One limitation of this study is that the participants were from a nonprobability college student sample from the economically prosperous city of Shanghai, which might not be very representative of college athletes from other parts of China. Additionally, college athletes in different sports might have different competition seasons and training schedules, and therefore having a uniform intervention and evaluation schedule might not be optimal in terms of timing the intervention delivery and outcome assessment.
We understand that it would have been better to register this trial prospectively as a standard research practice. A longer-term plan (eg, starting trial registration 6 months earlier than the planned enrollment initiation) would have accommodated the unexpected delay in clinical trial registration approval and made this project a stronger study.
MBSR has been conducted by various China-based research groups to address mental health issues among different adult populations [46-50], including young adults such as military recruits [49] and university students [46]. The MBSR study among Chinese college students [46] found out that the reduction of fear of positive emotion was smaller in magnitude than decreases in fear of anger, depression, and anxiety, which may be related to the “Eastern” dialectical cultural a hedonic emotion regulation pattern (savoring positive emotion more while dampening it less) has been observed to be less pronounced for Easterners than it was for Westerners [51]. Hence, future MBSR interventions conducted in an East Asian context might find it helpful to emphasize the savoring component in its current curriculum to reduce the participants’ potential fear of positive emotion, a possible predictor of depression, anxiety, and stress [52].
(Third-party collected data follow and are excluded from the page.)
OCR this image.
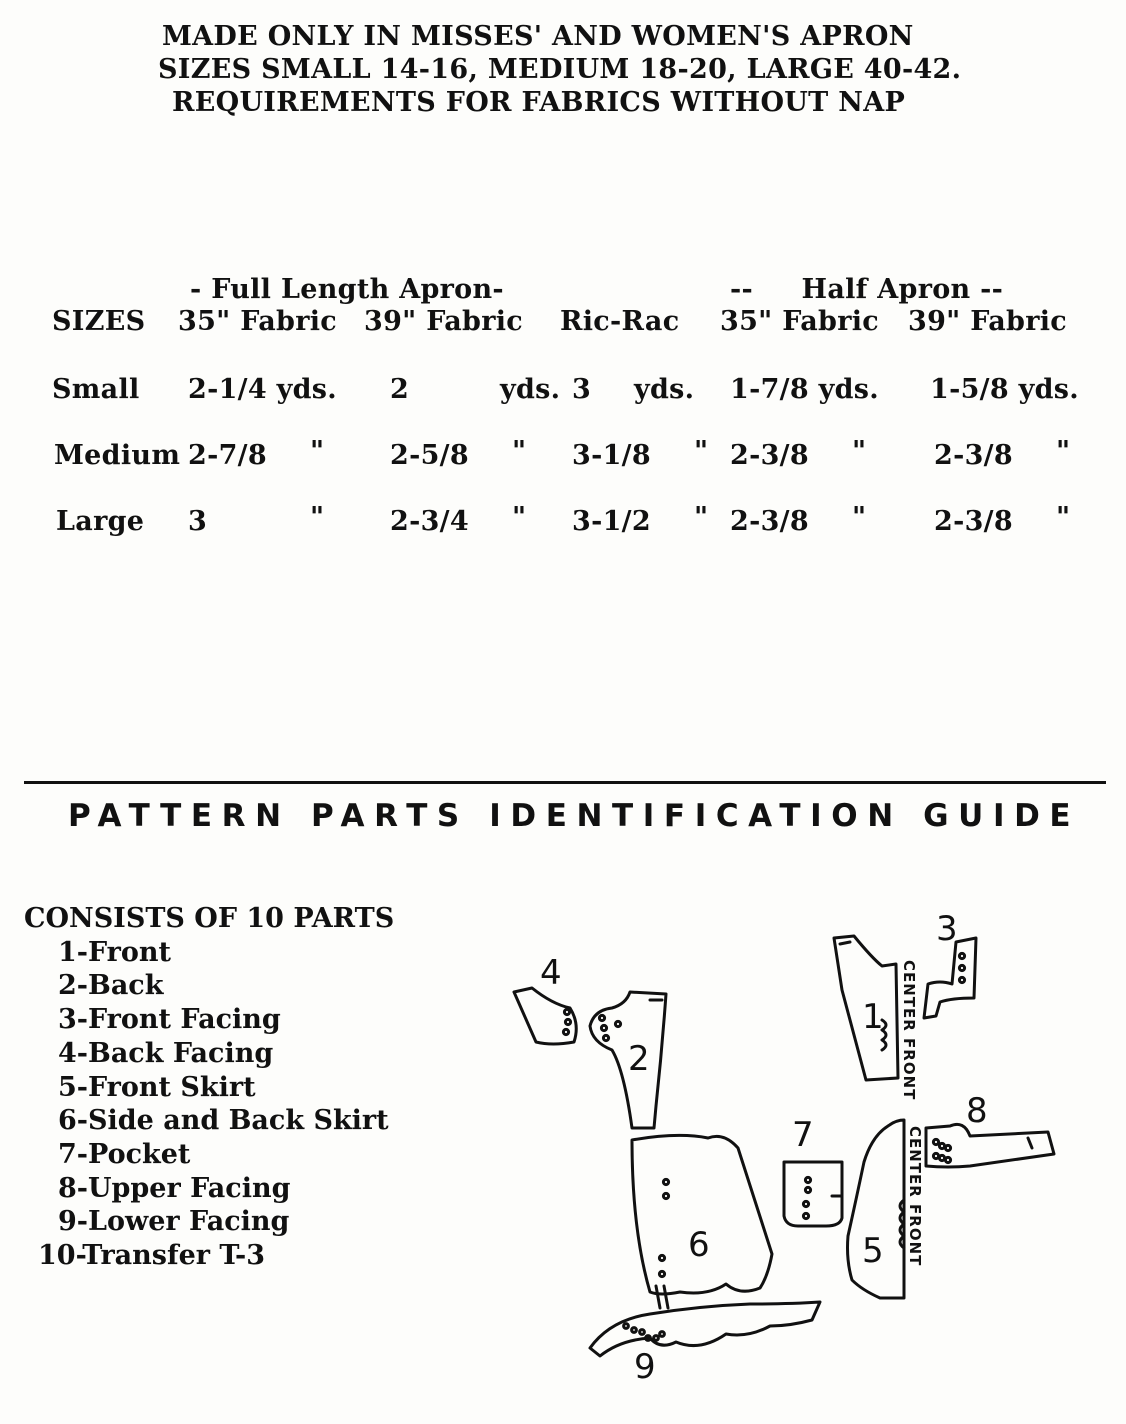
MADE ONLY IN MISSES' AND WOMEN'S APRON
SIZES SMALL 14-16, MEDIUM 18-20, LARGE 40-42.
REQUIREMENTS FOR FABRICS WITHOUT NAP
- Full Length Apron-	--     Half Apron --
SIZES 35" Fabric 39" Fabric Ric-Rac 35" Fabric 39" Fabric
Small 2-1/4 yds. 2	yds. 3 yds. 1-7/8 yds. 1-5/8 yds.
Medium 2-7/8 " 2-5/8 " 3-1/8 " 2-3/8 "	2-3/8 "
Large 3	" 2-3/4 " 3-1/2 " 2-3/8 "	2-3/8 "
PATTERN PARTS IDENTIFICATION GUIDE
CONSISTS OF 10 PARTS
1-Front
2-Back
3-Front Facing
4-Back Facing
5-Front Skirt
6-Side and Back Skirt
7-Pocket
8-Upper Facing
9-Lower Facing
10-Transfer T-3
4
2
1 CENTER FRONT
3
6
7
5 CENTER FRONT
8
9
An area to explore for future interventions among college athletes is the cognitive and scholastic outcomes of MBIs. Completing college in a timely manner while maintaining an athletic training schedule has been a common challenge for this student population [53]. MBIs have documented success in cognitive outcomes such as attention [54], working memory [55], and scholastic performance [56]. The feasibility and acceptance of our mobile phone–based MBI among this college athlete population, therefore, lays groundwork for future interventions that target these additional outcomes beyond anxiety and stress.